Public domain data collectors for the work of Congress, including legislation, amendments, and votes.

https://github.com/unitedstates/congress/wiki

Creative Commons Zero v1.0 Universal

929 stars 202 forks source link

Separate common utilities from source-specific scripts #38

Closed GPHemsley closed 11 years ago

GPHemsley commented 11 years ago

(A spin-off from #34.)

As the project is growing, it is starting to feel growing pains from the utilities that have been added. Common utilities that do not rely on outside sources should be split into their own separate file(s) so that new scripts can import them without importing methods that aren't needed.

For example, bill_info.py contains a lot methods useful for outputting bill data, but also contains a lot of methods for getting bill data from THOMAS. Also, utils.py might be better split off into multiple files grouped by function.

konklone commented 11 years ago

Gonna close this for now. Feel free to re-open with a specific refactoring to tackle.

GPHemsley commented 11 years ago

I apparently don't have the proper permissions to reopen this, but I think now would be a good time to tackle this: Moving the bill processing functions to a separate file (or perhaps to a separate project, combining with similar functions from congress-legislators) so that they can be reused instead of recreated.

With the addition of American Memory, we have at least 3 different places where we get bill information from (THOMAS/Congress.gov, Statutes at Large), and they all effectively output the same format once they're parsed. I think it's time to untie the output functions from a single parser.

konklone commented 11 years ago

Sounds like the perfect time to do it. Thanks for tackling this.

GPHemsley commented 11 years ago

An incomplete list of functions that would be useful for American Memory processing:

congress.utils.format_datetime()
congress.bill_info.latest_status()
congress.utils.write()
congress.utils.data_dir()

GPHemsley commented 11 years ago

I'd be happy to do it, but I think we should do a little planning and coordination first. In particular, where should it go? A new file or a new project?

GPHemsley commented 11 years ago

Oh, silly me: The reason I don't have access to those functions is because I'm working outside of unitedstates/congress. So a new project/repository would help that.

But the real problem is probably with functions like congress.bill_versions.fetch_version(), which I couldn't use for the statutes. That could benefit from just being split up into pieces.

konklone commented 11 years ago

The tiny utils functions, we're duplicating those across a bunch of places - fortunately, they're small enough that it's not a big deal. It'd add complexity to have a generic utils repo that we have to dynamically link into the others.

If the American Memory code is outputting bill information in a standard form, is it appropriate to actually bring into unitedstates/congress...? I know the plan is to bring it into unitedstates in some way, but if the code is really that similar, maybe even putting it in this repo is a good idea?

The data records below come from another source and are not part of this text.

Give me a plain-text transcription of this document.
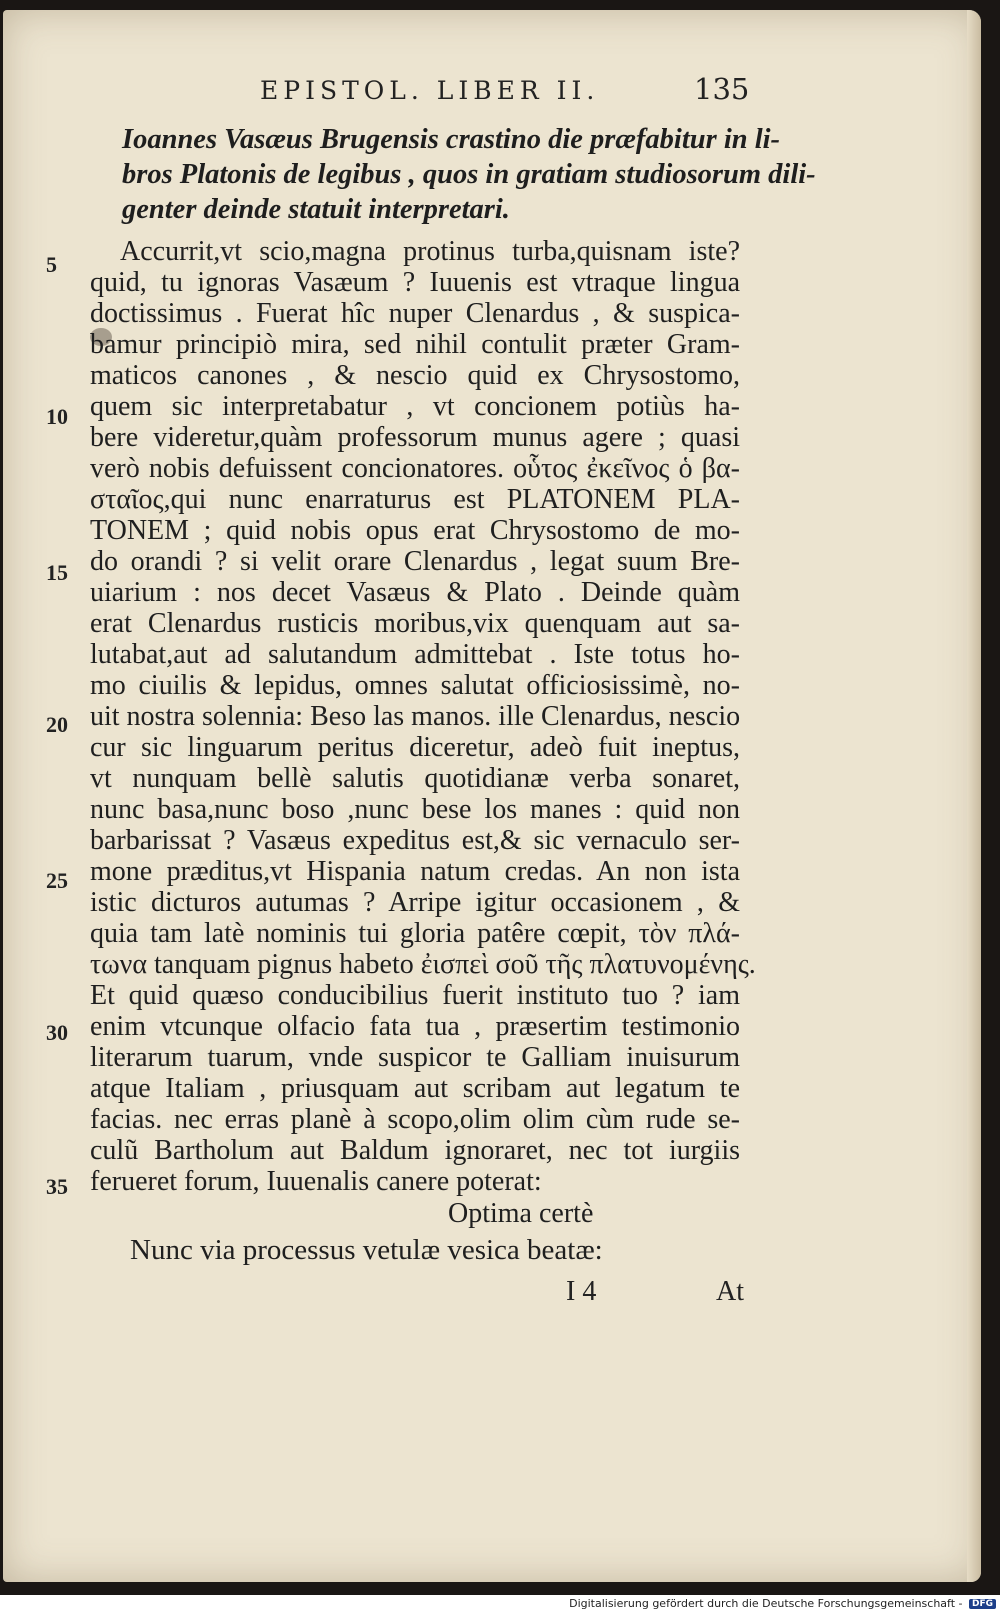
EPISTOL. LIBER II.	135
Ioannes Vasæus Brugensis crastino die præfabitur in li-
bros Platonis de legibus , quos in gratiam studiosorum dili-
genter deinde statuit interpretari.
5
10
15
20
25
30
35
Accurrit,vt scio,magna protinus turba,quisnam iste?
quid, tu ignoras Vasæum ? Iuuenis est vtraque lingua
doctissimus . Fuerat hîc nuper Clenardus , & suspica-
bamur principiò mira, sed nihil contulit præter Gram-
maticos canones , & nescio quid ex Chrysostomo,
quem sic interpretabatur , vt concionem potiùs ha-
bere videretur,quàm professorum munus agere ; quasi
verò nobis defuissent concionatores. οὗτος ἐκεῖνος ὁ βα-
σταῖος,qui nunc enarraturus est PLATONEM PLA-
TONEM ; quid nobis opus erat Chrysostomo de mo-
do orandi ? si velit orare Clenardus , legat suum Bre-
uiarium : nos decet Vasæus & Plato . Deinde quàm
erat Clenardus rusticis moribus,vix quenquam aut sa-
lutabat,aut ad salutandum admittebat . Iste totus ho-
mo ciuilis & lepidus, omnes salutat officiosissimè, no-
uit nostra solennia: Beso las manos. ille Clenardus, nescio
cur sic linguarum peritus diceretur, adeò fuit ineptus,
vt nunquam bellè salutis quotidianæ verba sonaret,
nunc basa,nunc boso ,nunc bese los manes : quid non
barbarissat ? Vasæus expeditus est,& sic vernaculo ser-
mone præditus,vt Hispania natum credas. An non ista
istic dicturos autumas ? Arripe igitur occasionem , &
quia tam latè nominis tui gloria patêre cœpit, τὸν πλά-
τωνα tanquam pignus habeto ἐισπεὶ σοῦ τῆς πλατυνομένης.
Et quid quæso conducibilius fuerit instituto tuo ? iam
enim vtcunque olfacio fata tua , præsertim testimonio
literarum tuarum, vnde suspicor te Galliam inuisurum
atque Italiam , priusquam aut scribam aut legatum te
facias. nec erras planè à scopo,olim olim cùm rude se-
culũ Bartholum aut Baldum ignoraret, nec tot iurgiis
ferueret forum, Iuuenalis canere poterat:
Optima certè
Nunc via processus vetulæ vesica beatæ:
I 4	At
Digitalisierung gefördert durch die Deutsche Forschungsgemeinschaft - DFG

JoshData commented 11 years ago

There's no point in moving files to a new repository. That doesn't make it any easier to access the functions. Just use PYTHONPATH=path/to/congress or some other method to make the congress project modules available to your American Memory project.

The only refactoring that I think is necessary is to isolate the part that converts the JSON to GovTrack-style XML. Everything else should be fine.

GPHemsley commented 11 years ago

The more I work on the American Memory parser, the more I tend to agree that it seems to belong in unitedstates/congress. (Though perhaps that's because I'm making an effort to make it be similar.) I'm not clear where the parser falls into @tauberer's big plans for American Memory. :)

konklone commented 11 years ago

Yeah, that sounds right to me, Josh - the simpler the integration the better, and that works just fine.

GPHemsley commented 11 years ago

Sorry, I got my terminology wrong: What I meant to suggest was that we create a separate Python package that could be installed/imported on its own to do all the basic work.

GPHemsley commented 11 years ago

This was mooted by #95 and will be further handled by unitedstates/utils.